La Mairie de Paris a de son côté confirmé que la Régie immobilière de la ville de Paris (RIVP), qui gère le logement de Jean-Paul Bolufer, a adressé un courrier à ce dernier «le 14 décembre dernier, l'enjoignant de donner sans délai son congé» de l'appartement de 190 m2 qu'il occupe dans le 5e. La mairie rappelle qu'elle n'a réussi «qu'en décembre 2006 à devenir majoritaire à la RIVP» et lui a donné pour «mission prioritaire de vérifier que ses appartements étaient gérés suivant des règles incontestables de déontologie professionnelle et sociale et d'en tirer toutes les conséquences», précise-t-elle.

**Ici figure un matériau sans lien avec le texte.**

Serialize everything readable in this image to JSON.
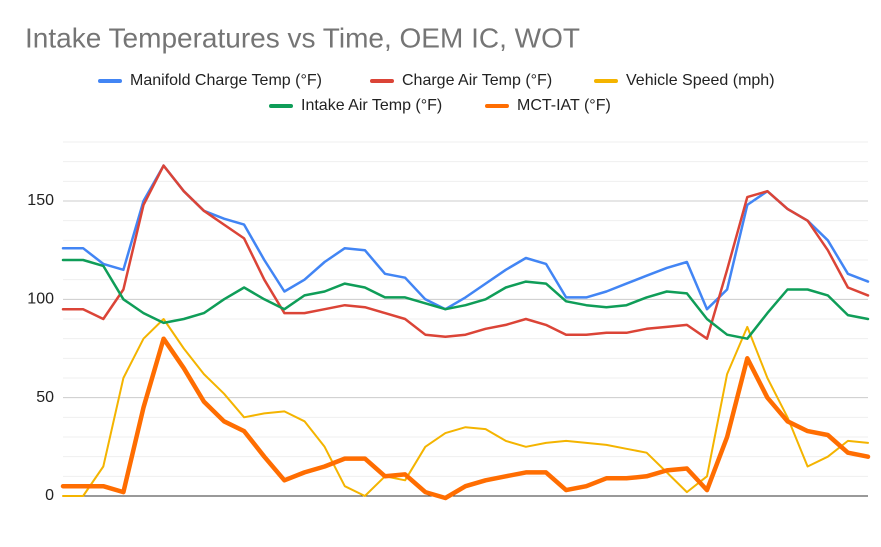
{
  "chart_data": {
    "type": "line",
    "title": "Intake Temperatures vs Time, OEM IC, WOT",
    "series": [
      {
        "name": "Manifold Charge Temp (°F)",
        "color": "#4285f4",
        "line_width": 2.5,
        "values": [
          126,
          126,
          118,
          115,
          150,
          168,
          155,
          145,
          141,
          138,
          120,
          104,
          110,
          119,
          126,
          125,
          113,
          111,
          100,
          95,
          101,
          108,
          115,
          121,
          118,
          101,
          101,
          104,
          108,
          112,
          116,
          119,
          95,
          105,
          148,
          155,
          146,
          140,
          130,
          113,
          109
        ]
      },
      {
        "name": "Charge Air Temp (°F)",
        "color": "#db4437",
        "line_width": 2.5,
        "values": [
          95,
          95,
          90,
          105,
          148,
          168,
          155,
          145,
          138,
          131,
          110,
          93,
          93,
          95,
          97,
          96,
          93,
          90,
          82,
          81,
          82,
          85,
          87,
          90,
          87,
          82,
          82,
          83,
          83,
          85,
          86,
          87,
          80,
          115,
          152,
          155,
          146,
          140,
          125,
          106,
          102
        ]
      },
      {
        "name": "Vehicle Speed (mph)",
        "color": "#f4b400",
        "line_width": 2,
        "values": [
          0,
          0,
          15,
          60,
          80,
          90,
          75,
          62,
          52,
          40,
          42,
          43,
          38,
          25,
          5,
          0,
          10,
          8,
          25,
          32,
          35,
          34,
          28,
          25,
          27,
          28,
          27,
          26,
          24,
          22,
          12,
          2,
          10,
          62,
          86,
          60,
          40,
          15,
          20,
          28,
          27
        ]
      },
      {
        "name": "Intake Air Temp (°F)",
        "color": "#0f9d58",
        "line_width": 2.5,
        "values": [
          120,
          120,
          117,
          100,
          93,
          88,
          90,
          93,
          100,
          106,
          100,
          95,
          102,
          104,
          108,
          106,
          101,
          101,
          98,
          95,
          97,
          100,
          106,
          109,
          108,
          99,
          97,
          96,
          97,
          101,
          104,
          103,
          90,
          82,
          80,
          93,
          105,
          105,
          102,
          92,
          90
        ]
      },
      {
        "name": "MCT-IAT (°F)",
        "color": "#ff6d01",
        "line_width": 4.5,
        "values": [
          5,
          5,
          5,
          2,
          45,
          80,
          65,
          48,
          38,
          33,
          20,
          8,
          12,
          15,
          19,
          19,
          10,
          11,
          2,
          -1,
          5,
          8,
          10,
          12,
          12,
          3,
          5,
          9,
          9,
          10,
          13,
          14,
          3,
          30,
          70,
          50,
          38,
          33,
          31,
          22,
          20
        ]
      }
    ],
    "ylim": [
      0,
      180
    ],
    "yticks": [
      0,
      50,
      100,
      150
    ],
    "minor_yticks": [
      10,
      20,
      30,
      40,
      60,
      70,
      80,
      90,
      110,
      120,
      130,
      140,
      160,
      170,
      180
    ],
    "grid": true
  }
}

Le Haut commissaire aux solidarités actives Martin Hirsch a pour sa part estimé ce mercredi sur RTL que Jean-Paul Bolufer devrait «proposer sa démission». «Si cela arrivait à quelqu'un qui travaille avec moi, je lui demanderais de me proposer sa démission, je verrai ensuite si je l'accepte ou pas», a-t-il ajouté. Et de préciser: «Je lui dirais de déménager, de me proposer sa démission, de rembourser ou d'en faire don» et enfin il faudrait «voir si ça s'applique à d'autres.» Jean-Marc Ayrault est choqué
Pour le chef de file des députés PS, Jean-Marc Ayrault, ce privilège est «profondément choquant». «Il y a des choses scandaleuses. Je ne sais pas si c'est vrai, mais en tous cas on va demander à Christine Boutin», a déclaré le député-maire de Nantes sur Canal+. Au sujet des sans-abri, Jean-Marc Ayrault a réclamé des «solutions durables» et «dignes». «Christine Boutin ne cesse de dire qu'il y a de la place pour tout le monde», a-t-il affirmé. «Il y a peut-être des places parce que l'Etat a demandé d'ouvrir des gymnases dans les communes» mais «ce n'est pas digne», a-t-il déploré.